A shut-off valve stops hot or cold water from travelling to a certain point in a building. Plumbers refer to this valve as a "gate valve" or "globe valve." They consider it "frozen" when it refuses to turn to the left or right with normal hand pressure. Do not try to force the valve, as that could damage the valve and other pipe fittings. Repair the valve as soon as you can to prevent a serious leak. This is an easy maintenance job that involves using a few basic household tools.
Locate the valve that controls the flow of water to the stuck shut-off valve. Turn it to the "off" position. You can shut off hot water at the hot water tank and cold water at the shut-off near the water meter.
Tap on the shutoff valve body with the handle of an adjustable wrench. Try to turn the valve handle clockwise with your hand.
Loosen the packing nut of the shutoff valve with an adjustable wrench. Tighten the nut when it begins to leak water. Try the handle again.
Remove the valve handle. Use a screwdriver to remove the screw that holds the handle in place.

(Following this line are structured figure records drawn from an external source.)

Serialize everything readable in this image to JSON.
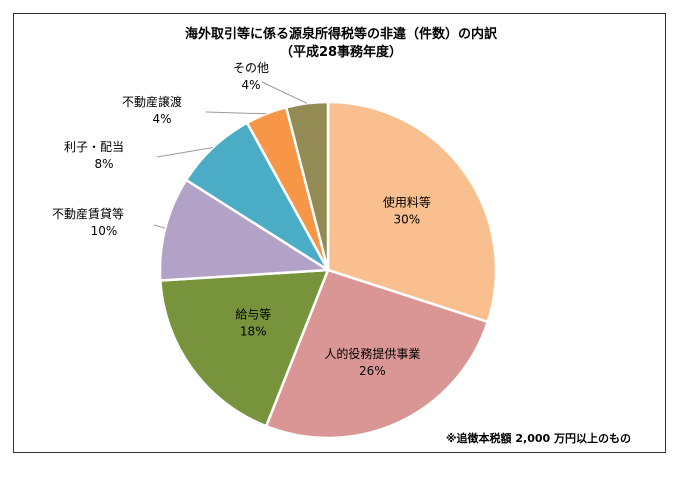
{
  "chart_data": {
    "type": "pie",
    "title": "海外取引等に係る源泉所得税等の非違（件数）の内訳",
    "subtitle": "（平成28事務年度）",
    "note": "※追徴本税額 2,000 万円以上のもの",
    "slices": [
      {
        "label": "使用料等",
        "value": 30,
        "value_label": "30%",
        "color": "#F9BF8F"
      },
      {
        "label": "人的役務提供事業",
        "value": 26,
        "value_label": "26%",
        "color": "#DA9694"
      },
      {
        "label": "給与等",
        "value": 18,
        "value_label": "18%",
        "color": "#77933C"
      },
      {
        "label": "不動産賃貸等",
        "value": 10,
        "value_label": "10%",
        "color": "#B3A2C7"
      },
      {
        "label": "利子・配当",
        "value": 8,
        "value_label": "8%",
        "color": "#4BACC6"
      },
      {
        "label": "不動産譲渡",
        "value": 4,
        "value_label": "4%",
        "color": "#F79646"
      },
      {
        "label": "その他",
        "value": 4,
        "value_label": "4%",
        "color": "#948A54"
      }
    ]
  }
}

Lift the handle off and set it aside with the screw.
Soak the groove around the base of the handle stem with penetrating lubricant. Wait 15 minutes for the lubricant to penetrate.
Grasp the handle stem with locking pliers and apply gentle pressure while turning it clockwise. If the handle stem fails to loosen, turn it slightly in the opposite direction. Apply more penetrating oil and repeat the process with the pliers.
Label water pipes and other lines to show what they carry and to which destination.
Be careful when attempting to free a stuck water valve shut-off. Copper pipes and brass fittings may crack or rupture if you strike them with a heavy hammer.